A través de “Sobrevivir al siglo XXI”, Cribb aporta evidencias científicas sobre cuáles son las 10 mayores amenazas a las que se enfrenta la humanidad en su conjunto, así como ideas sobre lo que podemos hacer para evitarlas o ponerles freno.

Dada la locura de reproducción indiscriminada a la que gobiernos y religiones someten a la gente, la cifra de población prevista exigirá que, para 2060 la producción de alimentos se duplique. El problema es que los recursos básicos para ello son cada vez más escasos, por lo que los riesgos de guerras, hambrunas y migraciones masivas, con lo que todo ello conlleva, será aún más intensos que en la actualidad. Dicho de otro modo, la paz mundial depende esencialmente de que la economía mundial entre en sintonía con el medio ambiente, y los gobiernos entiendan que la escasez de recursos es mayor a causa del cambio climático.

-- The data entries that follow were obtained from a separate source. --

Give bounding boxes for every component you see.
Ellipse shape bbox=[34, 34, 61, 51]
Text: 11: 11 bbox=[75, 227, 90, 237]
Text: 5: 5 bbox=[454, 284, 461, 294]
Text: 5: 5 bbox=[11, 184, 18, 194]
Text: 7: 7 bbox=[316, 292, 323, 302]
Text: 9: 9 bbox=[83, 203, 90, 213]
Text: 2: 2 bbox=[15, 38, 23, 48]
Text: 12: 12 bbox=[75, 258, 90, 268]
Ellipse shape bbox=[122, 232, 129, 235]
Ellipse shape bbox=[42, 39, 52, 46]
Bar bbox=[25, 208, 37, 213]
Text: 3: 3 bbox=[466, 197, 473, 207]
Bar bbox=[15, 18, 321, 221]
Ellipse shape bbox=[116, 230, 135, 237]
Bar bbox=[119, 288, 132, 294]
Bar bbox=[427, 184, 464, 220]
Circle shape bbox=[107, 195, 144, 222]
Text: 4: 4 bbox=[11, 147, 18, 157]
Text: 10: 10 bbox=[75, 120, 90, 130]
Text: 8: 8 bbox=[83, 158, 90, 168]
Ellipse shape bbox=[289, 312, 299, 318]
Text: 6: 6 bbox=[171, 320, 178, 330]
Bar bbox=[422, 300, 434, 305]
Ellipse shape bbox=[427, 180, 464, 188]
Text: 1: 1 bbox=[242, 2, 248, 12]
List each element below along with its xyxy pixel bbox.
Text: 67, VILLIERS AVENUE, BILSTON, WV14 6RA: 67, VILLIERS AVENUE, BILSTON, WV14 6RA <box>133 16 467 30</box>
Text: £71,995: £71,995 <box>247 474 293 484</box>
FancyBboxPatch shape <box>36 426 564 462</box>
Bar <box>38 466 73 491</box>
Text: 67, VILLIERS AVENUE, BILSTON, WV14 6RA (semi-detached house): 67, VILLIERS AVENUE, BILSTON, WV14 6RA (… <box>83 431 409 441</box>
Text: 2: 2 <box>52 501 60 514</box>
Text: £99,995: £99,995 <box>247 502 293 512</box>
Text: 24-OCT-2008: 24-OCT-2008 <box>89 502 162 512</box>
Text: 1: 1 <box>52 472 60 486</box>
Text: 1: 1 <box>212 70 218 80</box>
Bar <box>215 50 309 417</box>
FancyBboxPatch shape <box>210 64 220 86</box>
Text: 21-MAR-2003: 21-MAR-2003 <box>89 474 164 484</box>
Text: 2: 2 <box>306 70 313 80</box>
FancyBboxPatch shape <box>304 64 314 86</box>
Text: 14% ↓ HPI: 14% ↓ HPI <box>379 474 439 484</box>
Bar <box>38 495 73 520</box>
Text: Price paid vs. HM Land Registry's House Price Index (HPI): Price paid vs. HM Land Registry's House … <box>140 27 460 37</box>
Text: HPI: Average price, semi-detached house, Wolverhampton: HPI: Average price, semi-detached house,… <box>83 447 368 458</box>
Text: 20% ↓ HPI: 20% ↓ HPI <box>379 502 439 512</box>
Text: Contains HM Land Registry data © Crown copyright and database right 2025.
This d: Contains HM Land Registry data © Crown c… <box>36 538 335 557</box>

Cribb explica que cada año el planeta pierde 75.000 millones de toneladas de suelo. En los últimos 40 años se ha perdido un tercio del suelo mundial, y la tendencia es a empeorar, no a mejorarlo. La ONU ya ha alertado de que la demanda mundial de agua puede llegar a superar la oferta en un 40% para 2030, pero mientras tanto ya existen 4.000 millones de personas en el planeta con escasez aguda de agua al menos un mes al año. Puede parecer poco, pero prueba a estar dos días sin agua corriente en casa, y piensa en lo que sería pasar un mes entero sin agua en tu país.

Los avances biotecnológicos ayudarán a que en las próximas décadas veamos nuevos sistemas de producción, con menores requerimientos de agua y suelo, sistemas de reciclaje de agua y nutrientes en las ciudades, agricultura urbana, cultivos protegidos, diseño de nuevos alimentos y dietas…  Pero todo eso tiene que hacerse paralelamente al cumplimiento efectivo de los gobiernos en sus compromisos climáticos, si no, la temperatura global aumentará hasta un límite en el que los cultivos tradicionales no serán viables, y si eso sucede, las grandes ciudades no podrán mantenerse.

Las propuestas de Cribb aportan soluciones viables, pero es necesario entender que la mentalidad hay que cambiarla. No podemos reproducirnos hasta el infinito, y no podemos consumir hasta el final. Romper con este bucle exige reintegrarse al ciclo natural, que  hace nada sin un sentido global, que aprovecha todo y no desperdicia nada.